On 8/25/2021 1:26 PM, Stephen Smalley wrote:
> On Wed, Aug 25, 2021 at 3:19 PM Daniel Walsh <dwalsh at> wrote:
>> The problem is how do we handle a VM with SELinux enabled and the rootfs
>> handled by virtiofsd? Or if the SELinux inside of the VM wanted to write
>> multiple different labels on a volume mounted in via virtiofsd.
>> Here is how Vivek defines it:
>> ```
>> How do we manage SELinux host and guest policy with passthrough
>> filesystems like virtiofs. Both guest and host might have different
>> SELinux policies and can conflict with each other in various ways. And
>> this problem exacerbates where there are nested VM guests. Now there
>> are 3 entities with possibly 3 different SELinux policies and still
>> all the real security.selinux xattr is created and stored on host
>> filesystem.
>> One possible proposal is to remap guest SELinux xattrs to some other
>> name, say That way host will enforce
>> SELinux policy based on security.selinux xattr stored on file. Guest
>> will get labels stored in and guest
>> kernel will enforce that. This in theory provides both guest and
>> host policies to co-exist and work. And this can be extended to
>> nested guest where its attrs are prefixed by one more level of
>> user.virtiofs. IOW,
>> will be the xattr on host which will show up as security.selinux
>> xattr when nested guest does getxattr().
>> Virtiofsd currently has capability to do this remapping. One problem
>> we have is that we are using "user" xattr namespace and one can
>> not use "user" xattr on symlinks and special files. So when guest
>> tries relabeling or chcon on these files, it fails. May be this is
>> fixable. I have done an RFC propsal upstream.
>> Looking for thoughts how to fix the issue of SELinux with passthrough
>> filesystems. What's the best way to solve this issue.
>> Thanks
>> Vivek
>> ```
>> We used to talk about this way back when, but never found a good solution. Theoretically
>> labeled NFS has the same issue, but I don't believe there are any NFS rootfs using SELinux.
> The early labeled NFS work included a notion of a label
> domain-of-interpretation (DOI) field and label translation as part of
> the infrastructure but I don't think that made it into mainline?
> It is however part of the NFSv4.2 spec I believe (called a label
> format specifier or LFS).
> At present I believe the assumption is that either the NFS server is
> just a "dumb" server that is not enforcing any SELinux policy at all
> (just storing the labels for use by clients) or is enforcing the same
> policy as the clients.
> A while ago James Morris proposed an approach to namespaced selinux
> xattrs to support selinux namespaces,
> .
> However, that keeps them in the security.* namespace which on the one
> hand better protects them from tampering but runs afoul of virtiofsd's
> goal of avoiding the need to run with capabilities.
> If we use the user. namespace we need a way to control which processes
> can change these attributes (or remove them) on the host; optimally we
> could limit it to only virtiofsd itself and no other processes not
> even
> root processes on the host. That presumably requires some kind of LSM
> hook or hook call; the current SELinux setxattr and removexattr hooks
> don't care about user.* beyond a general setattr permission check.

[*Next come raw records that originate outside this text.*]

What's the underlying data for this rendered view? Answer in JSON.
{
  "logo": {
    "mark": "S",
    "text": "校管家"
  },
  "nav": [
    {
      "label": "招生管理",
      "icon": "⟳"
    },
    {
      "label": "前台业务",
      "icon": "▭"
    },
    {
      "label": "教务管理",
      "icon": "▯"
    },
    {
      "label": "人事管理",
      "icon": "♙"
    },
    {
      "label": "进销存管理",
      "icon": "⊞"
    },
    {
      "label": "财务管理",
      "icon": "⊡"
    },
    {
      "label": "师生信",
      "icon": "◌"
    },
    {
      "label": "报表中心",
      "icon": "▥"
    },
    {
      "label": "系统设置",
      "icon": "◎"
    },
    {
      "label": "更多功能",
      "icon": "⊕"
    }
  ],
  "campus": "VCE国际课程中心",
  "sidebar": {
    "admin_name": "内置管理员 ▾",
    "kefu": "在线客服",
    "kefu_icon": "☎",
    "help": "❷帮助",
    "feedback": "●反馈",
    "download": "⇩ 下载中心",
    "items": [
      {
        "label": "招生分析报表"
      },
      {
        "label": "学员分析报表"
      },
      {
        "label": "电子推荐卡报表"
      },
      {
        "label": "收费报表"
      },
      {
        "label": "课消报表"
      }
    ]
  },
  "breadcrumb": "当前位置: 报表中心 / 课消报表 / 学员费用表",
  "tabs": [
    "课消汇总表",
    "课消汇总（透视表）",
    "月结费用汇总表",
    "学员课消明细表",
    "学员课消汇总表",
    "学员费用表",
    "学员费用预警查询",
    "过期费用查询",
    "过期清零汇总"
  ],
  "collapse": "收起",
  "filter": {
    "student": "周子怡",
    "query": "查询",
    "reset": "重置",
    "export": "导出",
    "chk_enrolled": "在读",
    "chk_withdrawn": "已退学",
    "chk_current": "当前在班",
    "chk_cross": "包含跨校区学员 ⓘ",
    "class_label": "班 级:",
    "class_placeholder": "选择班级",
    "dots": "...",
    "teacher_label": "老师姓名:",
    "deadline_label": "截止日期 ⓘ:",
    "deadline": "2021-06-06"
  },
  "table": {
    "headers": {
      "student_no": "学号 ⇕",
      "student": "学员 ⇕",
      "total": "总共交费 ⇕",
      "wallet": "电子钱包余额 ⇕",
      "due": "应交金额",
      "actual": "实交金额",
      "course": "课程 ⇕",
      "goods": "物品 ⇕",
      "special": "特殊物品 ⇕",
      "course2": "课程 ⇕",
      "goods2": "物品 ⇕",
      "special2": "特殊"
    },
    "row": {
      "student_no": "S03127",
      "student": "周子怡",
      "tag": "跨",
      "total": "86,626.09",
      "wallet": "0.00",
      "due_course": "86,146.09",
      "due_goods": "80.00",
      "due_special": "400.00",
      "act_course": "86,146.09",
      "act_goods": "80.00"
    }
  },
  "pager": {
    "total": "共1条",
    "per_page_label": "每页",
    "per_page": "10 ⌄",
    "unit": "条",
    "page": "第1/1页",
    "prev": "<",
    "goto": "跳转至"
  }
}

	"Wow, if only there was a round thing we could attach to this
	 wagon so it wouldn't be so hard to pull."

I must be missing something really obvious. User namespaces map uids
and gids to their parent namespace. An xattr namespace could do exactly
the same thing, mapping security.selinux=foo in the child namespace to
security.selinux=bar in the parent namespace. We know how to do this for
uids, and have found and addressed a bunch of issues. Why do something
different? There's no reason to make this LSM specific, or even something
that's only useful for security attributes. I know that we've got partial
"solutions", including virtiofs and various LSM specific namespace schemes.
Nothing I've seen wouldn't be better served by an xattr namespace.

Warning: I am not a fan of namespaces. I am less a fan of having dozens
of "solutions", none of which work with any of the others, all of which
have to be made to play nice together by user-space services.